Property Week - December 18, 2009
What do General Motors, Marks & Spencer and HSBC have in common?
These corporate giants carried out some of the most notable sale and leasebacks of the past 10 years.
Occupiers’ motivations for sale and leasebacks in the 2000s varied. In 2001, gym chain LA Fitness took that route for its 37 gyms so it could double its property portfolio and venture into the Spanish market.
Similarly, baa Lynton, the commercial property division of airport operator BAA, sold and leased back a 15 acre site in 2002 to fund the development of Heathrow’s Terminal 5.
The supermarkets, each vying to become the dominant chain, were behind some of the biggest sale and leasebacks of the decade.
Sainsbury’s started in 2000, when it sold 10 stores for £226m to an offshore special purpose vehicle.
Topland Group had its hands full as buyer of a £348m purchase and leaseback of 78 Marks & Spencer shops in 2001 and then a £675m portfolio of 33 Tesco properties and distribution centres in 2002.
As the decade drew to a close, occupiers turned to sale and leasebacks to raise much-needed cash in the credit-starved world of the global financial crisis.

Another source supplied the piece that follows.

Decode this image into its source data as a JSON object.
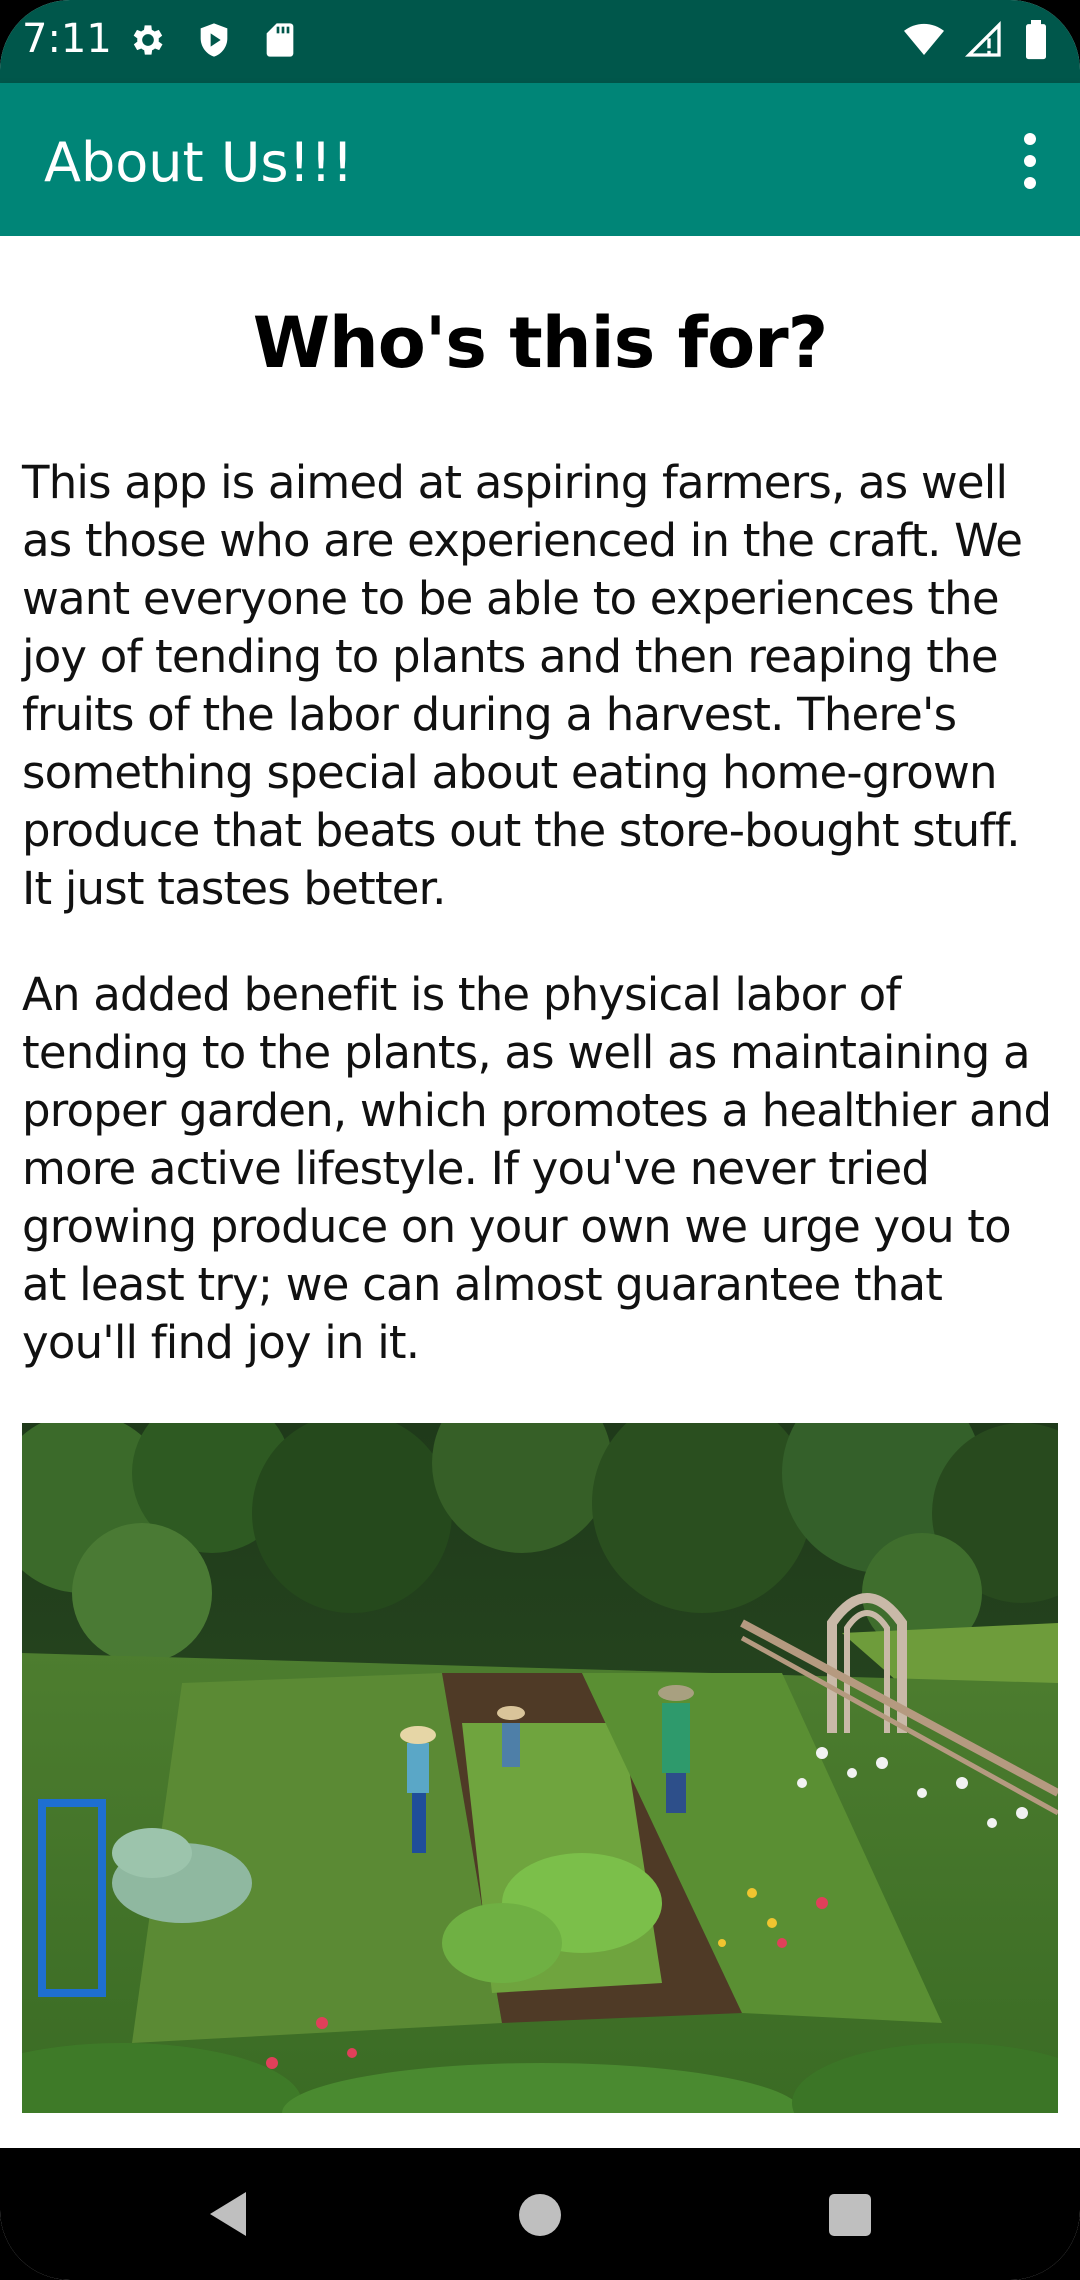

“It was and always has been a cheaper source of debt,” says Julian Lyons, European property director at General Motors, which last year was aiming to raise €200m from the sale and leaseback of its European property assets.
“The past decade has seen occupiers undertake sale and leasebacks sometimes as a pure liquidity play, or with a slack in the economy when money is scarcer. The other reason is simply when an occupier realises that the cost of capital tied up in property is not part of their strategy any more.”